“There is nothing new about celebrity casting,” wrote the Telegraph’s Charles Spencer in a review yesterday, “but attempting to sell a show by casting the offspring of the famous appears to be the latest trick in an age unhealthily obsessed with all things ‘sleb’.”
There’s another manifestation of this next week, of course, when Chicago sees the London stage debut of Kelly Osbourne as Mama Morton – as I recently wrote in the Sunday Express, it is “a living embodiment of the show’s astringent critique of phoney celebrity. Who next - Paris Hilton?”
But Charlie’s review, of course, was of the double bill of American plays, Lone Star and Pvt Wars, that opened at the King’s Head last Thursday, of which he wrote that the unique selling point was that it marks the professional stage debut of James Jagger, son of Sir Mick and Jerry Hall.
But he was as surprised as I was that the casting of young James wasn’t actually taking the mick, so to speak. In fact, I spoke to one of the show’s two young co-producers, Sally Humphreys, in the interval, and she assured me that he arrived in the play by a conventional casting call – his agents at ICM responded to an ad in PCR and put him up for it. And he had to audition twice before he won the role. While all the attendant publicity is a fringe dream, he had to actually prove he could do it. And though his previous stage experience, as Charles Spencer’s review pointed out, “has been limited to an amateur theatre society in Barnes”, he made a seriously accomplished and witty stage debut. As Charlie concluded, “I have a hunch that, in a few years’ time, Jagger will be known as a gifted actor in his own right.”
And that, ultimately, is what everyone has to do – a famous parent may get you started, but you have to prove yourself. Peter Hall cast his daughter, Rebecca, in a West End production of Mrs Warren’s Profession when she was fresh out of dropping out of Cambridge University after her second year there, and was hugely vindicated. But, as Sir Peter admitted to me when he cast her again as Rosalind in his production of As You Like It a couple of years later, it had been a “terrible risk, but the honest truth is that I was so confident about her abilities that I really didn’t think about them, which was mainly to her, let’s face it. I didn’t realise that until after the first night. If she had failed, or been not just good, but very, very, very good, she would never have worked again. The profession is not forgiving. So if it had gone wrong, it would have been dreadful.”
In fact Sir Peter had already used Rebecca’s acting services many years before that – when she was not quite nine years old, she had appeared in his TV adaptation of The Camomile Lawn. Rebecca’s half-brother Edward followed even more closely in his father’s footsteps, to become an accomplished director in his own right – as Sir Peter also told me, “I’m as proud as hell of Edward, who I think is one of the best directors in the country now”. And yet another of Hall’s progeny, his daughter Lucy, has designed his productions of Happy Days and Whose Life is it Anyway? Each is carving out their own niche in the business.

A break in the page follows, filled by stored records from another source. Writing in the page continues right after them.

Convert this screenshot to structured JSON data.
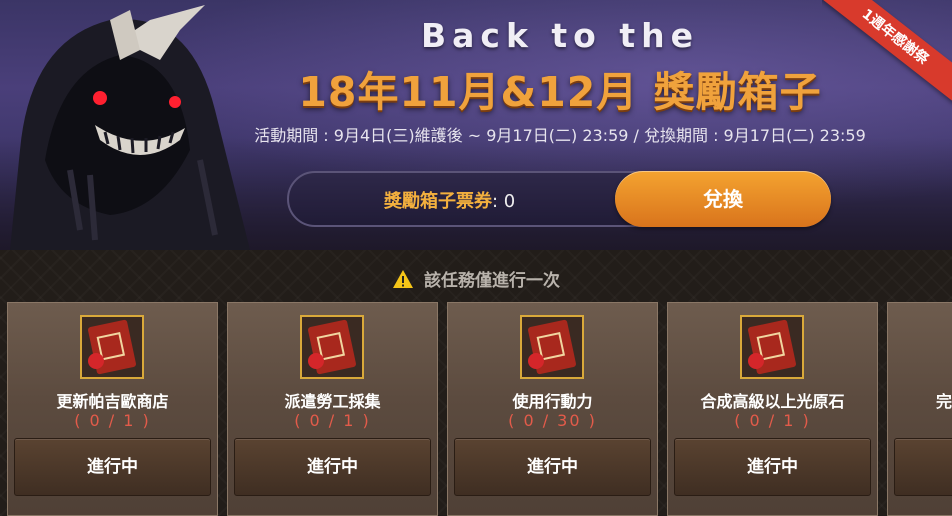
{
  "header": {
    "title_en": "Back to the",
    "title_cn": "18年11月&12月 獎勵箱子",
    "period": "活動期間 : 9月4日(三)維護後 ~ 9月17日(二) 23:59  /  兌換期間 : 9月17日(二) 23:59",
    "ribbon": "1週年感謝祭"
  },
  "ticket": {
    "label": "獎勵箱子票券",
    "colon": ": ",
    "count": "0",
    "exchange_button": "兌換"
  },
  "notice": "該任務僅進行一次",
  "quests": [
    {
      "title": "更新帕吉歐商店",
      "progress": "( 0 / 1 )",
      "button": "進行中"
    },
    {
      "title": "派遣勞工採集",
      "progress": "( 0 / 1 )",
      "button": "進行中"
    },
    {
      "title": "使用行動力",
      "progress": "( 0 / 30 )",
      "button": "進行中"
    },
    {
      "title": "合成高級以上光原石",
      "progress": "( 0 / 1 )",
      "button": "進行中"
    },
    {
      "title": "完",
      "progress": "",
      "button": ""
    }
  ],
  "colors": {
    "accent_orange": "#f0a23c",
    "progress_red": "#e35b4a",
    "ribbon_red": "#d83a2c"
  }
}
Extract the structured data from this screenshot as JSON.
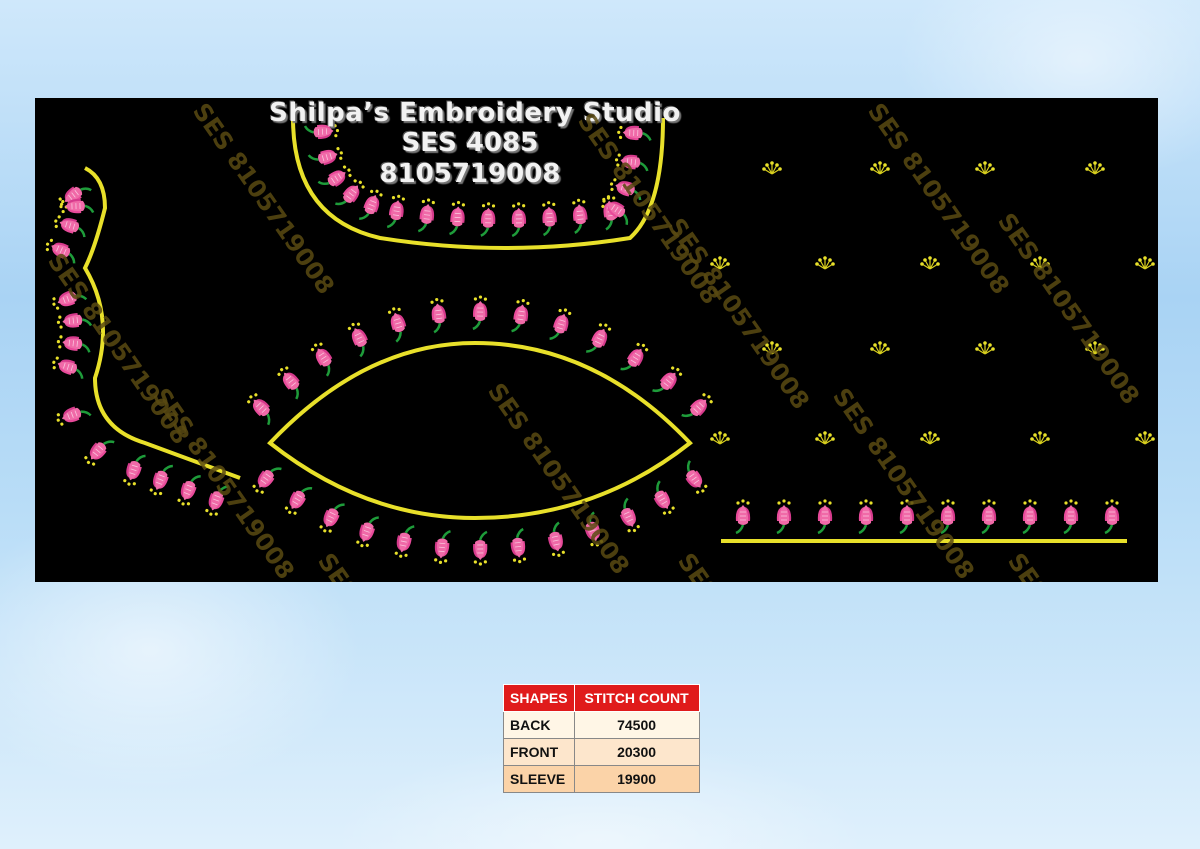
{
  "studio": {
    "name": "Shilpa’s Embroidery Studio",
    "code": "SES 4085",
    "phone": "8105719008"
  },
  "watermark": "SES 8105719008",
  "colors": {
    "flower": "#e84a9a",
    "leaf": "#1e9c3a",
    "outline": "#e8e02a",
    "panel": "#000000",
    "table_header": "#e01b1b"
  },
  "table": {
    "headers": [
      "SHAPES",
      "STITCH COUNT"
    ],
    "rows": [
      {
        "shape": "BACK",
        "count": "74500"
      },
      {
        "shape": "FRONT",
        "count": "20300"
      },
      {
        "shape": "SLEEVE",
        "count": "19900"
      }
    ]
  }
}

But for every Hall or Redgrave – or the Strallen sisters Scarlett and Summer, whose aunt is Bonnie Langford – there’s the danger of falling far short of your parents’ accomplishments when you put yourself on the stage, as happened to Finty Williams, daughter of Judi Dench and Michael Williams, or the Olivier/Plowright daughters, Julie Kate (who acted early on but whose most recent IMDB credit has her down as Production Supervisor on a 2004 film Peace One Day) and Tamsin, who have fallen by the acting wayside. Or there’s the huge burden of Steven Ayckbourn as he makes his playwrighting debut to follows in the footsteps of his father Sir Alan, one of the most popular and prolific of all British playwrights, that he’s chronicled in an interview in the current issue of The Stage.
Then there are the children who far eclipse their parents. Kiera Knightley is now one of the biggest of all British movie stars – while dad Will is about to appear at the Bush in David Watson’s Flight Path (from September 12).

How does someone whose theatre experience is limited to an amateur theatre society in Barnes get represented by ICM?!